My ancestors didn’t walk out of the jungle, cross continents, interbreed with at least two other types of hominids, survive wars and plagues and cross an ocean for me to have to eat an untoasted bagel.
I finally got 10 hours of sleep. I mean it took 4 days to get there, but still.
Me: i hate it when I have to come in to work
Boss: i hate it when you have to come to work, too
Made a pact w/ my wife that if we’re 40 & kids haven’t stopped whining, we’ll meet at top of the Empire State Building so they can’t find us
[creating humans]
God: They will have a powerful immune system
Assistant: Boring
God: ok some will die from eating a peanut
A: Nice, nice
HIM: We need to decide who to eat first as we’re stuck on this desert island
ME: Actually it’s a “deserted” island
H: Ok so that was easy
Getting super good at pushing people away then wondering why I’m all alone.
I don’t ever use my blinker. It’s nobody’s business where I’m going.
got up early enough to go on a 10 mile run, lift weights, and stretch before having a healthy breakfast, i mean i didn’t do any of that but i definitely got up early enough to
I made a graph showing my past relationships. It has an ex axis and a why axis.
1 year older today, and still no closer to growing up
Trump is opting not to have celebrities at his inauguration in the same way that I opted not to take any cheerleaders to prom.
Me: I need to start buying gifts for people; Christmas is coming up.
Also me: *buying myself a Burr Coffee Grinder* I’m technically people, so….
I have enough money to last me for the rest of my life…
Unless, of course, I want to buy something.
Found a cookie and a missing sock when I took her bra off
Oh, you carry a pack of cigarettes rolled up in your T-shirt sleeve..? That’s how I carry my mini babybel.
(Bedtime)
Me: You know you can ask me anything, buddy- it’s what I’m here for.
8: Do shrimps have necks? Like, could I chop a shrimp in the neck if I had to?
Me: …. Just go to sleep.
it’s cute when your doc says to be on strict bed rest when you have a 10 mo old and your husband is gone. lol i’ll just call my magic fairies. they can handle it and probably even wash the car and then we can all dance around together and eat pizza without getting fat
kid: whats the meaning of life?
me: life is like a bag of Doritos, when you get to a point where you think youve had enough, you notice there isnt much left in the bag, so you just power through to the end
kid: where do babies come from?
me: babies are like a bag of Doritos…
My debit card number got stolen and someone used it to buy $362 of liquor, which got approved, but the purchase they tried to make for designer clothes was denied and I’m offended. Sure I buy my clothes at Costco but that doesn’t mean I never will buy designer clothes!

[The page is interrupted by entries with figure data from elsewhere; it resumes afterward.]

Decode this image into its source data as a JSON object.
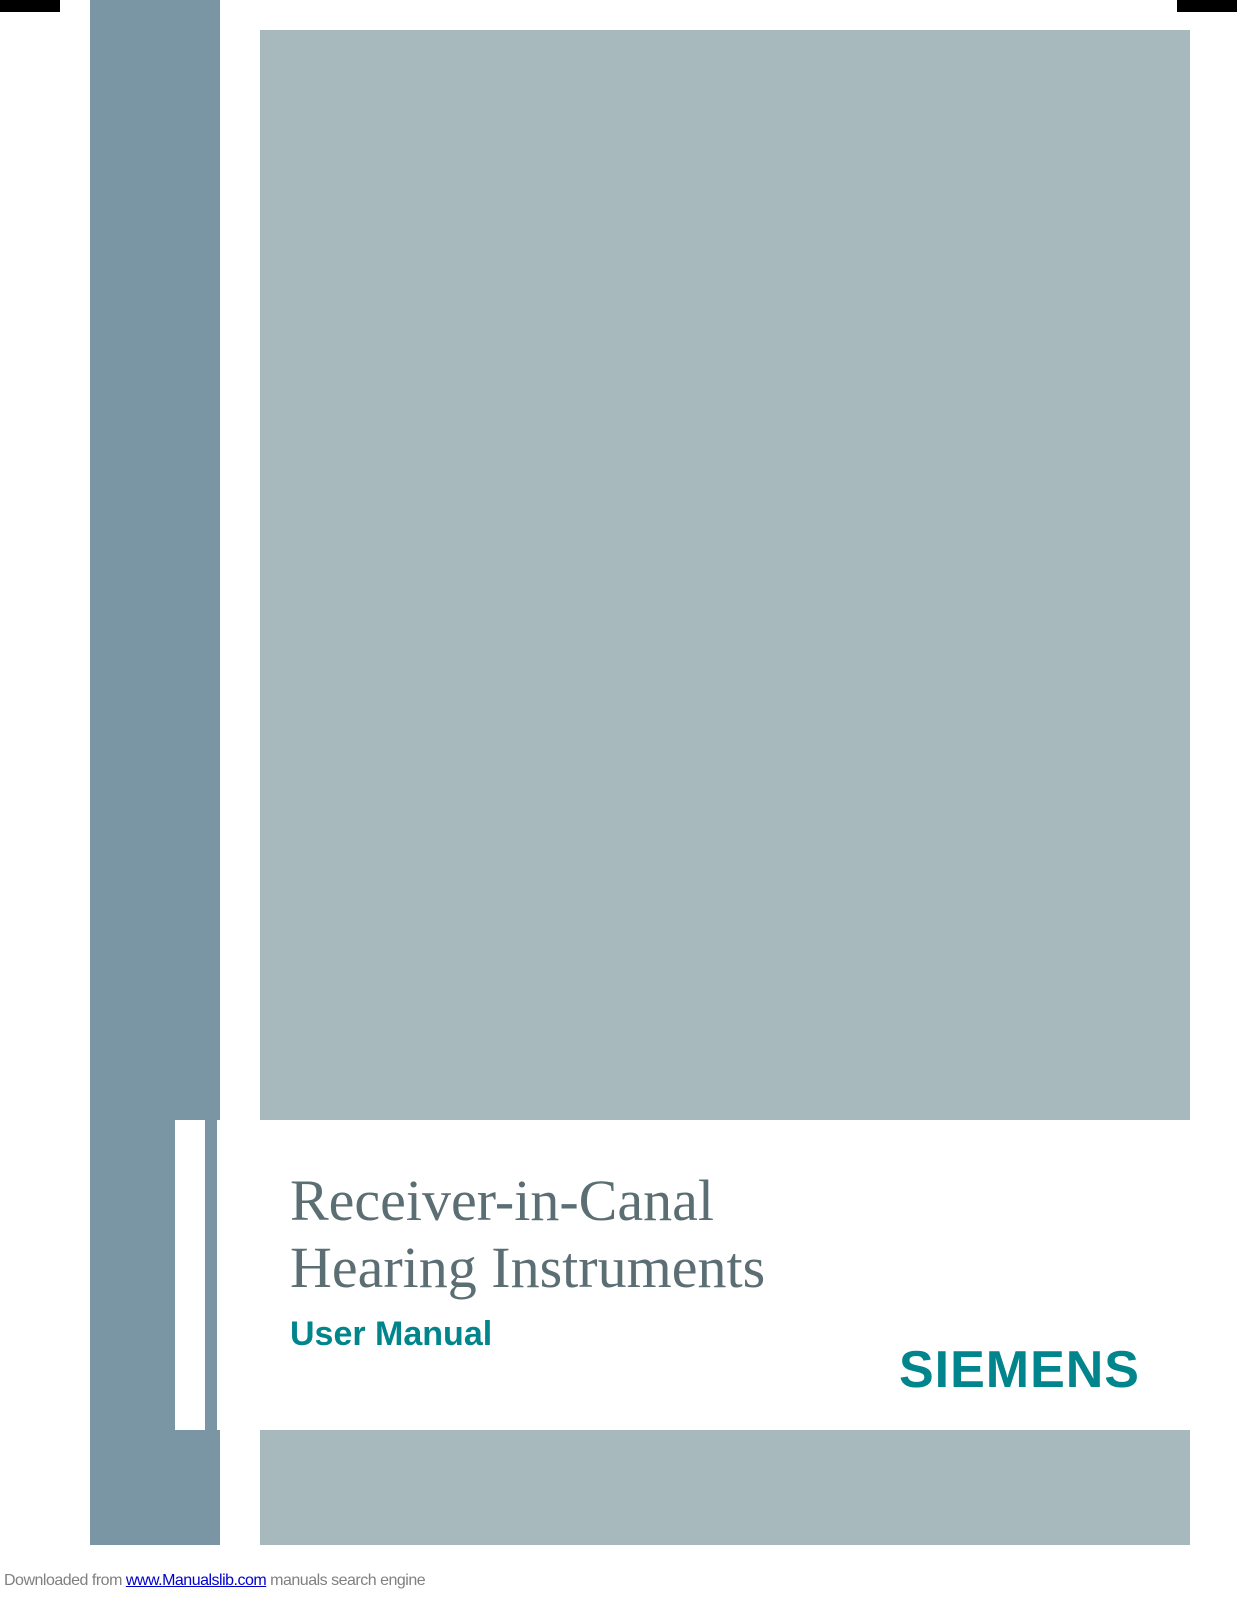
{
  "layout": {
    "page_bg": "#ffffff",
    "left_bar_color": "#7a95a3",
    "main_panel_color": "#a8b9be",
    "card_bg": "#ffffff",
    "corner_marks_color": "#000000"
  },
  "title": {
    "line1": "Receiver-in-Canal",
    "line2": "Hearing Instruments",
    "subtitle": "User Manual",
    "title_color": "#5b6e73",
    "title_fontsize_pt": 44,
    "subtitle_color": "#00858d",
    "subtitle_fontsize_pt": 26
  },
  "brand": {
    "name": "SIEMENS",
    "color": "#00858d",
    "fontsize_pt": 40,
    "weight": 900
  },
  "footer": {
    "prefix": "Downloaded from ",
    "link_text": "www.Manualslib.com",
    "suffix": " manuals search engine",
    "text_color": "#808080",
    "link_color": "#0000cc",
    "fontsize_pt": 12
  }
}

I had a friend named Nigel but after you’ve introduced him a few times the novelty wears off.
Husband getting dressed:
Me: Purple and green don’t go together.
Husband: It works for the Joker.
Me: My point exactly.
My husband just said that he’s eating dinner and then he’s coming to bed for dessert and honestly I’m just wondering how he found out about the peanut m&m’s I stashed in my nightstand.